Às vezes precisamos das palavras contidas na poesia para expressar o que estamos sentindo no momento, hoje pego emprestado os verso de Adélia Prado, grande poeta: 
"Dor não tem nada haver com amargura. Acho que tudo que acontece é feito pra gente aprender cada vez mais, é pra ensinar a gente a viver. Desdobrável. Cada dia mais rica de humanidade."
É assim que me sinto hoje: mais rica de humanidade, mais autêntica, usando menos máscaras, mais perto de mim mesma, das coisas e das pessoas que eu gosto.
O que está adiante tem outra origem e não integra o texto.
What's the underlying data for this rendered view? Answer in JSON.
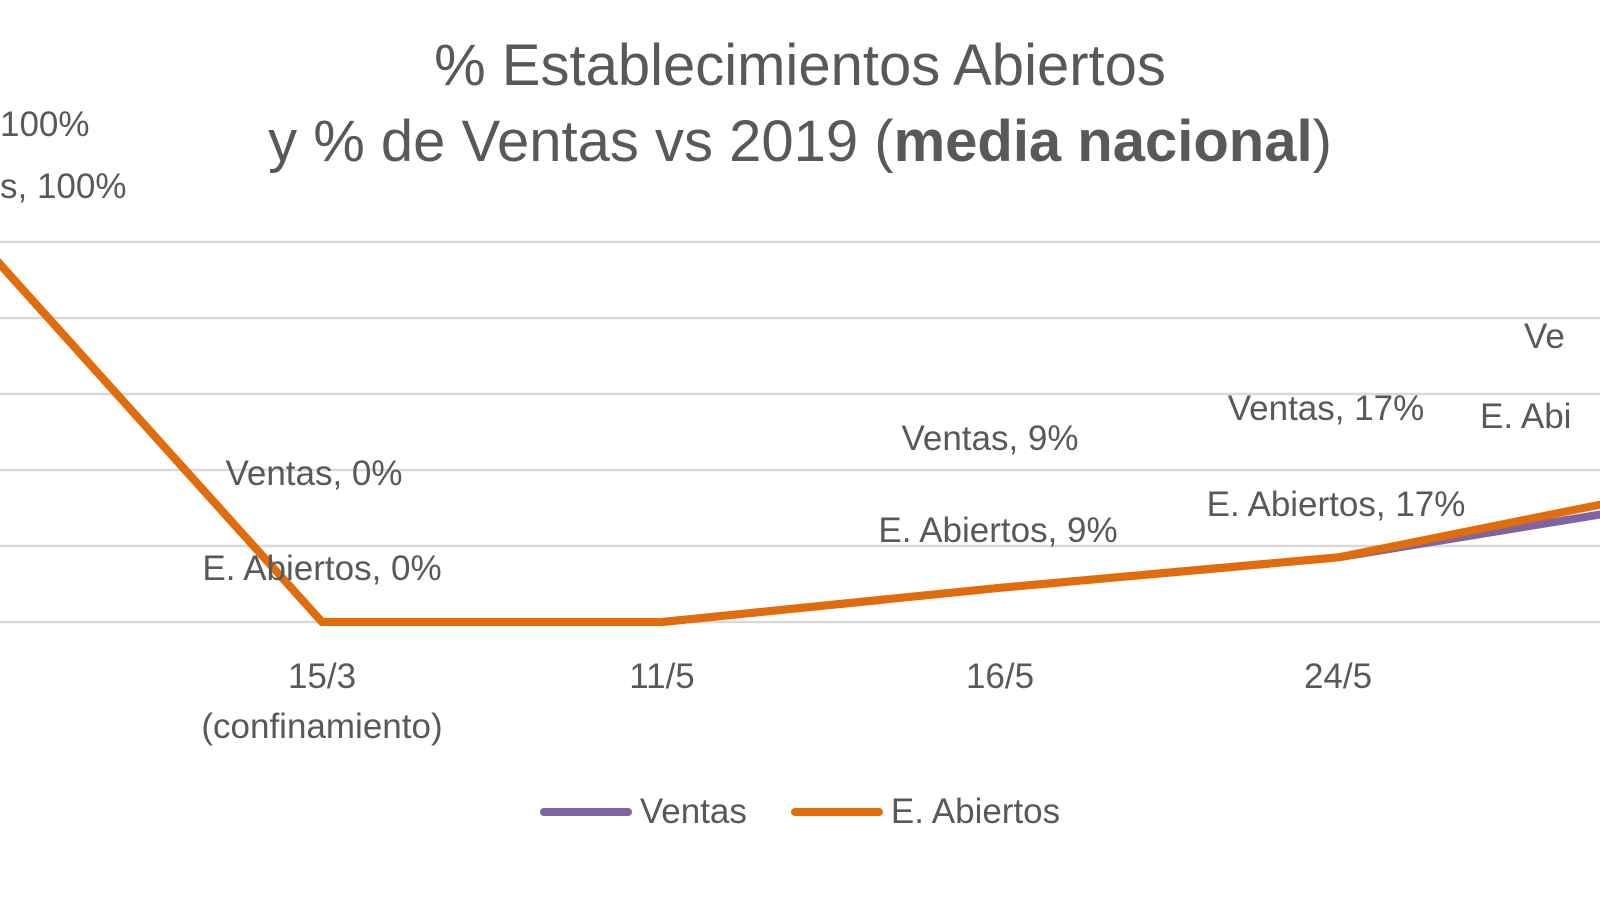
{
  "title": {
    "line1": "% Establecimientos  Abiertos",
    "line2_prefix": "y % de Ventas vs 2019 (",
    "line2_bold": "media nacional",
    "line2_suffix": ")"
  },
  "colors": {
    "ventas": "#8064A2",
    "abiertos": "#E36C0A",
    "grid": "#D9D9D9",
    "text": "#595959"
  },
  "chart_data": {
    "type": "line",
    "title": "% Establecimientos Abiertos y % de Ventas vs 2019 (media nacional)",
    "categories": [
      "",
      "15/3\n(confinamiento)",
      "11/5",
      "16/5",
      "24/5",
      ""
    ],
    "ylim": [
      0,
      100
    ],
    "grid": true,
    "legend_position": "bottom",
    "series": [
      {
        "name": "Ventas",
        "values": [
          100,
          0,
          0,
          9,
          17,
          30
        ],
        "labels": [
          "s, 100%",
          "Ventas, 0%",
          "",
          "Ventas, 9%",
          "Ventas, 17%",
          "Ve"
        ]
      },
      {
        "name": "E. Abiertos",
        "values": [
          100,
          0,
          0,
          9,
          17,
          33
        ],
        "labels": [
          "100%",
          "E. Abiertos, 0%",
          "",
          "E. Abiertos, 9%",
          "E. Abiertos, 17%",
          "E. Abi"
        ]
      }
    ]
  },
  "legend": {
    "ventas": "Ventas",
    "abiertos": "E. Abiertos"
  }
}
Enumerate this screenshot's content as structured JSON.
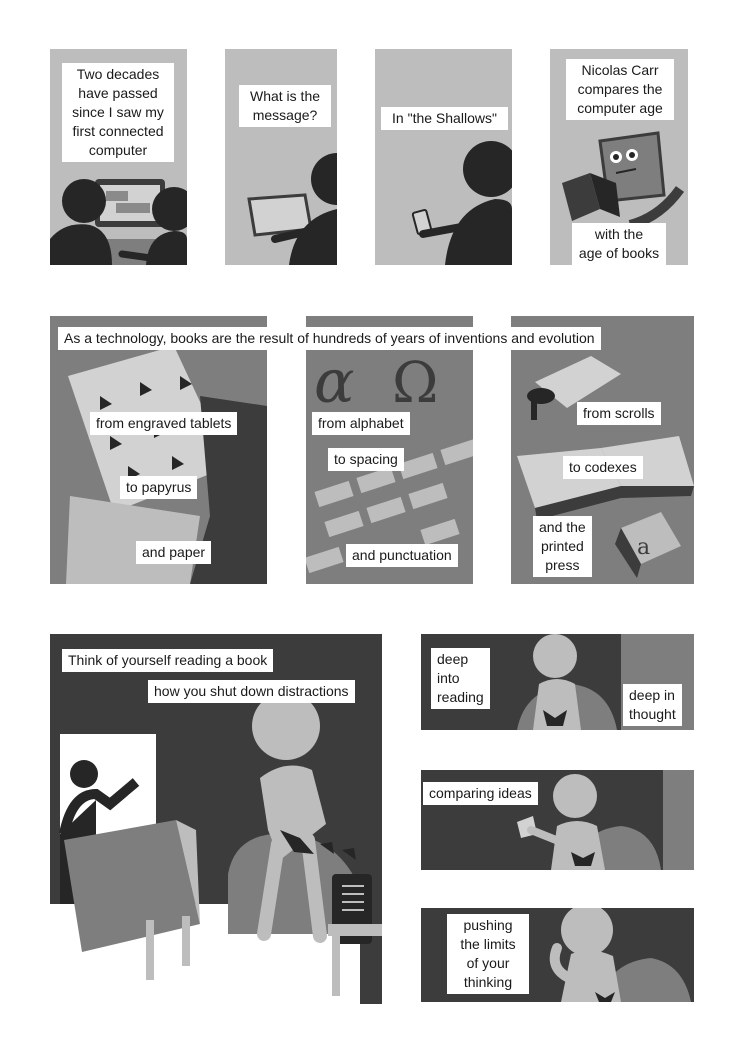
{
  "row1": {
    "p1_caption": "Two decades\nhave passed\nsince I saw my\nfirst connected\ncomputer",
    "p2_caption": "What is the\nmessage?",
    "p3_caption": "In \"the Shallows\"",
    "p4_caption_top": "Nicolas Carr\ncompares the\ncomputer age",
    "p4_caption_bottom": "with the\nage of books"
  },
  "row2": {
    "banner": "As a technology, books are the result of hundreds of years of inventions and evolution",
    "tablets": "from engraved tablets",
    "papyrus": "to papyrus",
    "paper": "and paper",
    "alphabet": "from alphabet",
    "spacing": "to spacing",
    "punctuation": "and punctuation",
    "scrolls": "from scrolls",
    "codexes": "to codexes",
    "printed_press": "and the\nprinted\npress"
  },
  "row3": {
    "reading_book": "Think of yourself reading a book",
    "shut_down": "how you shut down distractions",
    "deep_reading": "deep\ninto\nreading",
    "deep_thought": "deep in\nthought",
    "comparing": "comparing ideas",
    "pushing": "pushing\nthe limits\nof your\nthinking"
  },
  "colors": {
    "dark": "#3c3c3c",
    "mid": "#7e7e7e",
    "light": "#bdbdbd",
    "lighter": "#d2d2d2",
    "figure": "#262626"
  }
}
Não quero ser amarga, mas quero o direito de de vez em quando poder transbordar as minhas lágrimas sem julgamentos alheios, aliás, agora estou centrada em mim mesma, buscando um equilíbrio que me leve a viver cada minuto com calma e talvez pela primeira vez em 41 anos, olhando primeiro para mim. É um aprendizado a cada dia. Esses dias fui em um salão de beleza, ver uma peruca, para quando iniciar a quimioterapia e perder os meus cabelos, e a pessoa que me atendeu me disse a seguinte frase: "Calma não abra o telegrama antes da hora". Achei de uma sabedoria incrível, viver o momento em outras palavras. Durante muito tempo meu lema foi "CARPE DIEM", que significa "Colha o dia", tenho tentando colher o dia, um por vez, cada dia fazendo um balanço, meditando, mas principalmente vivendo, com uma grande sede.